2026年5月29日

【湖北史記 其の33 】長浜城石垣の発掘

 令和元年8月9日、長浜市歴史遺産課は、同市指定遺跡となっている長浜城跡の豊公園から、豊臣期の石垣を発掘したと発表した。この発掘は、豊公園再整備にともなう試掘調査の一環で、九ヶ所の発掘を行なっていた一ヶ所から出土したものであった。場所は豊公荘北、千鳥破風(ちどりはふ)が4面の屋根にのる東屋(あずまや)の北西に当たる場所で、発掘範囲は南北2㍍・東西5㍍、地表下約1㍍の遺構であった。

 この遺構から4㍍〜5㍍の長さで並ぶ石列が発見された。石は東西に7石、東端で南に折れているのが確認され、一石の一辺の大きさは80㌢から50㌢大だった。周辺には「栗石(くりいし)」と言われる裏込め用の小石が散乱しており、おそらく高く積み上げられた石垣の根石(ねいし)部分で、上部は彦根築城に持ち去られた可能性が高い。

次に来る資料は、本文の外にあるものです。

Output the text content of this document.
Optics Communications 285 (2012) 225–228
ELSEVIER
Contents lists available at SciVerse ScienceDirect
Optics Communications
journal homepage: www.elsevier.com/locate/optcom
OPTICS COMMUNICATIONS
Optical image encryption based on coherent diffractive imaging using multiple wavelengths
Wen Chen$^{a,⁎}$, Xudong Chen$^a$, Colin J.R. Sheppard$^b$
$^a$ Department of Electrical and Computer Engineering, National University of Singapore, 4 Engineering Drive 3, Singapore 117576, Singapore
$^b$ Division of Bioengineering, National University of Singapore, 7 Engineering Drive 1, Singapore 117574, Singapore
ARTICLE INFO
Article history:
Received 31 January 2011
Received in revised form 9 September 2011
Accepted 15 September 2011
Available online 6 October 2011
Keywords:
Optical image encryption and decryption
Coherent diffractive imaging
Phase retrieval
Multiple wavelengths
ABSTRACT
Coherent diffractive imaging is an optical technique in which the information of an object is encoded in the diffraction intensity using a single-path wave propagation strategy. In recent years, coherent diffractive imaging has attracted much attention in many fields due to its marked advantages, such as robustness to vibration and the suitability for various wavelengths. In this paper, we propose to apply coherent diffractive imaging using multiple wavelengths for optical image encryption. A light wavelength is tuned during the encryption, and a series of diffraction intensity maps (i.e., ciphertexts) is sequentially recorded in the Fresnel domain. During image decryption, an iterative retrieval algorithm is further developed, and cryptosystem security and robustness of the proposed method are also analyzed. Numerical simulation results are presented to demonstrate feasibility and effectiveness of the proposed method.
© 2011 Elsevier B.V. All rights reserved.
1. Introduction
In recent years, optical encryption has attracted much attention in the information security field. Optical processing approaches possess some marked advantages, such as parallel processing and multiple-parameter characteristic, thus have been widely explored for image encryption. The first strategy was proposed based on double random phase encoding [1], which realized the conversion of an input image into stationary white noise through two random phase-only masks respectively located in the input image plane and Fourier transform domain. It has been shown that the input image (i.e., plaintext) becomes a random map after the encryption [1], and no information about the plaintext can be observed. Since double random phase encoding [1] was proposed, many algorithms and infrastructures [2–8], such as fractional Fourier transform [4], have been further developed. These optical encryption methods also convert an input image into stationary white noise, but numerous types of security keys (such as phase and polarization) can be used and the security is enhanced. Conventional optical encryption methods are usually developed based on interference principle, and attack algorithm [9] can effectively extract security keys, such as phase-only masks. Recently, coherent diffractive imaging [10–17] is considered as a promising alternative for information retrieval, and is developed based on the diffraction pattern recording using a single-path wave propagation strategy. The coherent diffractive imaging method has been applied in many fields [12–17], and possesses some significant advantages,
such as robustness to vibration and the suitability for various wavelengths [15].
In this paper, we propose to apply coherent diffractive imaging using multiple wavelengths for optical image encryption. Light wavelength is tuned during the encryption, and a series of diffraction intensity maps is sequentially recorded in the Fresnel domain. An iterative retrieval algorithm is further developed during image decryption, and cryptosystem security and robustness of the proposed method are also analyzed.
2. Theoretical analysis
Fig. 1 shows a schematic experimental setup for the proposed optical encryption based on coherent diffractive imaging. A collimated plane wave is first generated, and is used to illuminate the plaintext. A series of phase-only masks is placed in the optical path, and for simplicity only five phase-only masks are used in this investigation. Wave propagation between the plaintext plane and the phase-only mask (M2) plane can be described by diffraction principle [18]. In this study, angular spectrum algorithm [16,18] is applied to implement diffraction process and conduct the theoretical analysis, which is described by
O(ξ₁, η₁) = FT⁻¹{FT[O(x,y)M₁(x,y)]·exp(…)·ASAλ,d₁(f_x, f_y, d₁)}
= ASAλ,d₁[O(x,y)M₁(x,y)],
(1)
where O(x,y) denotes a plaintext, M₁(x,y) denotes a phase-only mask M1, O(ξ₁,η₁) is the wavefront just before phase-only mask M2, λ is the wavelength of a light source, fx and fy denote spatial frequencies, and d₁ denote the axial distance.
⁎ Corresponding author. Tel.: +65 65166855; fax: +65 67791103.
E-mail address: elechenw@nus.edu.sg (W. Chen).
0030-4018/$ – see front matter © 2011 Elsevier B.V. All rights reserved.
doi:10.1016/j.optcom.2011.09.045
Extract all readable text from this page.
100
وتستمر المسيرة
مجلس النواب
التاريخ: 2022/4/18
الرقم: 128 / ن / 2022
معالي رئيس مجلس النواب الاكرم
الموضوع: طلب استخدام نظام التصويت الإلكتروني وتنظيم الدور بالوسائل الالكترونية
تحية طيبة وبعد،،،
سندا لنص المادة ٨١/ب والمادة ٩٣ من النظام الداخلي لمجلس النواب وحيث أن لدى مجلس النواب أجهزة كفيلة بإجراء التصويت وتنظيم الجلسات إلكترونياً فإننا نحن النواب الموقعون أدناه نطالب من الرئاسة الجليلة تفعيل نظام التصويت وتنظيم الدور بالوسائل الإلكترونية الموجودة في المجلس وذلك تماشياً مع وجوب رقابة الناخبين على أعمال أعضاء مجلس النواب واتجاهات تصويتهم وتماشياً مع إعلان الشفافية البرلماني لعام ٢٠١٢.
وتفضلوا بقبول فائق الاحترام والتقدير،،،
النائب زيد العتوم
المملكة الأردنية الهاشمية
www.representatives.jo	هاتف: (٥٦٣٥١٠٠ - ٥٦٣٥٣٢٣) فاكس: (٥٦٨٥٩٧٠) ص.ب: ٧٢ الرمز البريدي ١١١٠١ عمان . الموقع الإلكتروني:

 出土した石列の石は、全体に江戸時代のそれよりは小ぶりで、かつ大きさが不揃いの面があること、矢穴(やあな)技法(楔(くさび)を使用して石材を割る技法)が使われていないこと、などから長浜城40年の歴史の中でも、天正元年(1573)から築城を開始した初代城主の秀吉段階か、天正13年(1585)からの第三代城主の山内一豊段階の石垣の一部と推定された。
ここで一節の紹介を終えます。